The Guizhou government confirmed later on Sunday that the vehicle had been “transporting people linked to the epidemic to quarantine” from the provincial capital of Guiyang, and that the accident occurred around 2.40am on Sunday.

“At present, on-site rescue work is basically completed, the treatment of the injured and aftercare of the deceased are being carried out in an orderly manner, and the cause of the accident is under investigation,” the local government said on social media.

It was not clear whether the passengers were infected with Covid, close contacts or living in the same building as virus patients. The zero-Covid policy has often seen entire housing compounds of thousands of people relocated to purpose-built quarantine facilities, sometimes hundreds of kilometres away.

Guizhou’s Communist party chief and the provincial governor “rushed” to Qiannan prefecture to direct emergency response work, the local government said, adding the officials “expressed deep condolences to the victims”.
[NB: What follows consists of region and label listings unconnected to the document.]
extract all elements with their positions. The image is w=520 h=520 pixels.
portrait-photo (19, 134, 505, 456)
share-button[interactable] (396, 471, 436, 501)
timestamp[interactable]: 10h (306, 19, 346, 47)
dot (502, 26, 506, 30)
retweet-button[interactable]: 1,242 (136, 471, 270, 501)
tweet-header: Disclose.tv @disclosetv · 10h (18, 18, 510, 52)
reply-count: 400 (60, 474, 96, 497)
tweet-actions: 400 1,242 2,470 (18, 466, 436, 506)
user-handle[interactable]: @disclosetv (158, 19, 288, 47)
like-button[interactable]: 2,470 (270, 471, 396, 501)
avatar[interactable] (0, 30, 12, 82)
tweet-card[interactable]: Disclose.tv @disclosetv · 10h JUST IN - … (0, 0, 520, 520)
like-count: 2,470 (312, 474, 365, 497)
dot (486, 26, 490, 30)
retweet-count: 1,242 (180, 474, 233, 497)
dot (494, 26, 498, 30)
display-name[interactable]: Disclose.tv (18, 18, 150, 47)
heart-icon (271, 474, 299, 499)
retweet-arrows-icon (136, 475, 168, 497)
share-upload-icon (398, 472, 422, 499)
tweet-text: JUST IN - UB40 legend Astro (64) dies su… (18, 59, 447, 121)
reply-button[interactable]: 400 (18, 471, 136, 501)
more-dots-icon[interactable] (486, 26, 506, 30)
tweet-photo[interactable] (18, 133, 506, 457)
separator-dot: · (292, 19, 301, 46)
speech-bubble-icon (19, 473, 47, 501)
“It is necessary to draw a lesson from the accident, examine the quarantine and transportation of epidemic-linked personnel and hidden dangers in traffic safety ... [and] resolutely curb the occurrence of major accidents,” the statement said.

Guizhou recorded 712 new confirmed cases on Saturday, which made up around 70% of all new cases in China and was a big jump from 154 cases in the province the previous day, China’s national health commission data showed on Sunday. Guiyang, the capital and home to 6 million people, was locked down earlier in September.

Local officials are under pressure to keep outbreaks under control, especially now, in the lead-up to the party congress in October.